Was aber passiert, wenn neben dem eigentlichen Grund Krankengeld zu beziehen, ein zweiter Krankheitsgrund dazu kommt? Diese Frage wollen wir hier einmal beantworten.

Was bedeutet die dreijährige Blockfrist beim Krankengeld?

Wenn du krankgeschrieben wirst und Krankengeld erhältst, beginnt im Hintergrund eine sogenannte dreijährige Blockfrist zu laufen.

Diese Frist ist wichtig, um zu bestimmen, wie lange Betroffene Anspruch auf Krankengeld haben.

Innerhalb dieser Blockfrist kannst du maximal 78 Wochen Krankengeld für dieselbe Erkrankung beziehen.

Das heißt im Klartext, dass du nach Ablauf dieser 78 Wochen keinen weiteren Anspruch auf Krankengeld für diese spezifische Krankheit hast, bis die Blockfrist endet.

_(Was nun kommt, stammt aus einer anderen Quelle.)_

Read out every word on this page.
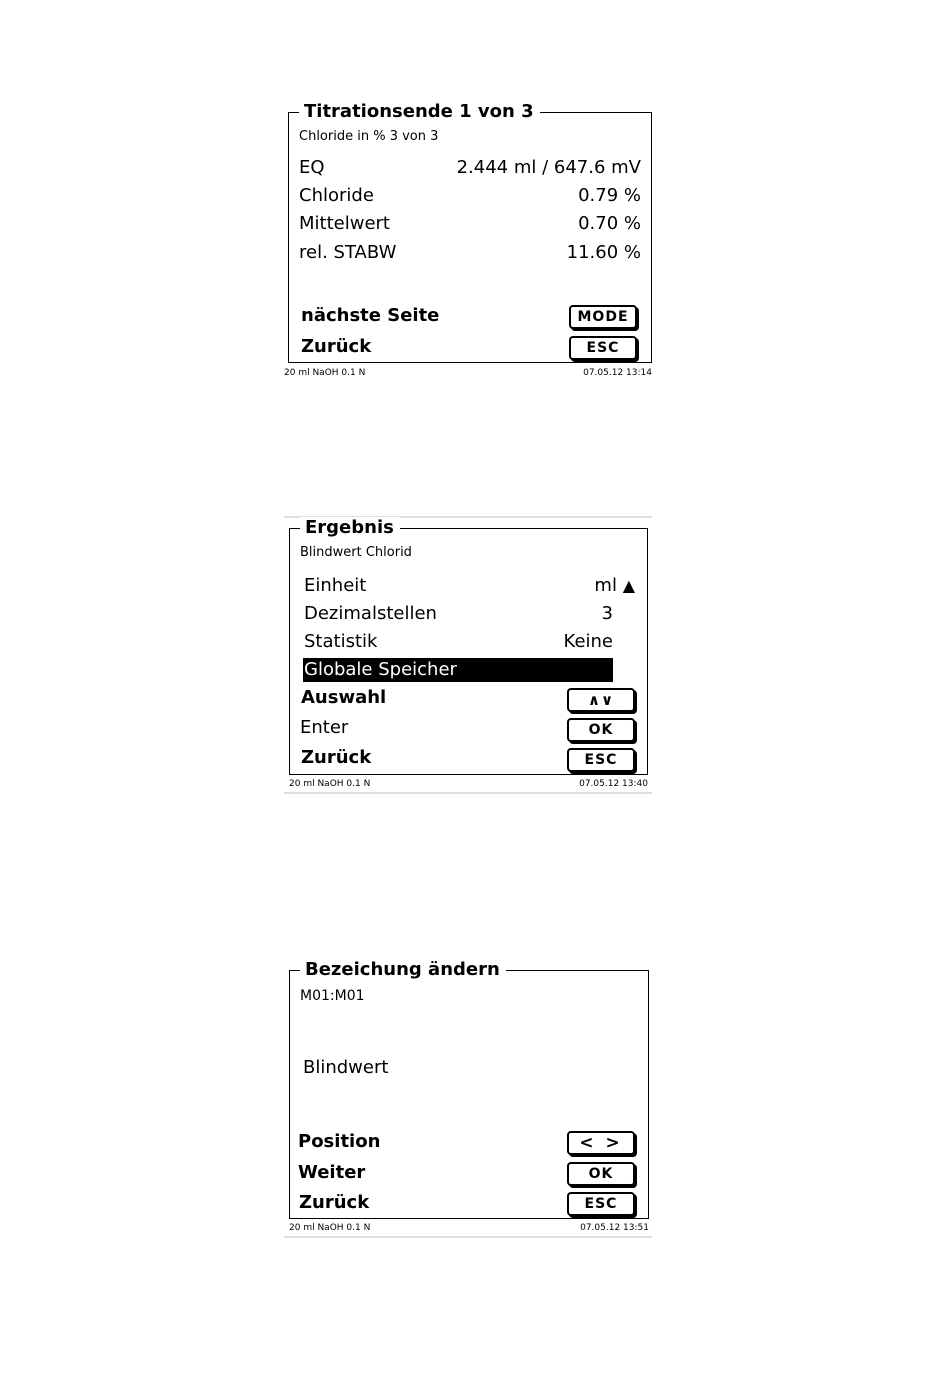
Titrationsende 1 von 3
Chloride in % 3 von 3
EQ	2.444 ml / 647.6 mV
Chloride	0.79 %
Mittelwert	0.70 %
rel. STABW	11.60 %
nächste Seite	MODE
Zurück	ESC
20 ml NaOH 0.1 N	07.05.12 13:14
Ergebnis
Blindwert Chlorid
Einheit	ml ▲
Dezimalstellen	3
Statistik	Keine
Globale Speicher
Auswahl	∧∨
Enter	OK
Zurück	ESC
20 ml NaOH 0.1 N	07.05.12 13:40
Bezeichung ändern
M01:M01
Blindwert
Position	< >
Weiter	OK
Zurück	ESC
20 ml NaOH 0.1 N	07.05.12 13:51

Was passiert, wenn eine zweite Krankheit während des Krankengeld-Bezugs hinzukommt?

Eine häufige Frage ist, ob der Krankengeldanspruch verlängert wird, wenn neben der ersten Krankheit (Krankheit A) eine zweite Krankheit (Krankheit B) auftritt. Hierbei gibt es einige wichtige Aspekte zu beachten:

Läuft eine neue Blockfrist für die zweite Krankheit?

Ja, wenn du während deiner Krankheitsphase eine zweite, unabhängige Krankheit entwickelst, startet für diese Krankheit eine neue dreijährige Blockfrist.

Das heißt, dass zwei unterschiedliche Blockfristen nebeneinander laufen können.

Verlängert sich der Anspruch auf Krankengeld dadurch?

In der Regel nicht. Auch wenn zwei Blockfristen parallel laufen, bedeutet dies nicht automatisch, dass du länger Krankengeld beziehen kannst.

Der Krankengeldanspruch bleibt in der Regel auf die 78 Wochen innerhalb der jeweiligen Blockfrist beschränkt.

Das Krankengeld für die erste Krankheit läuft weiter, auch wenn eine zweite Krankheit hinzukommt, und verlängert sich nicht durch die zusätzliche Krankheit.

Wann kann eine neue Krankheit zu einem neuen Krankengeldanspruch führen?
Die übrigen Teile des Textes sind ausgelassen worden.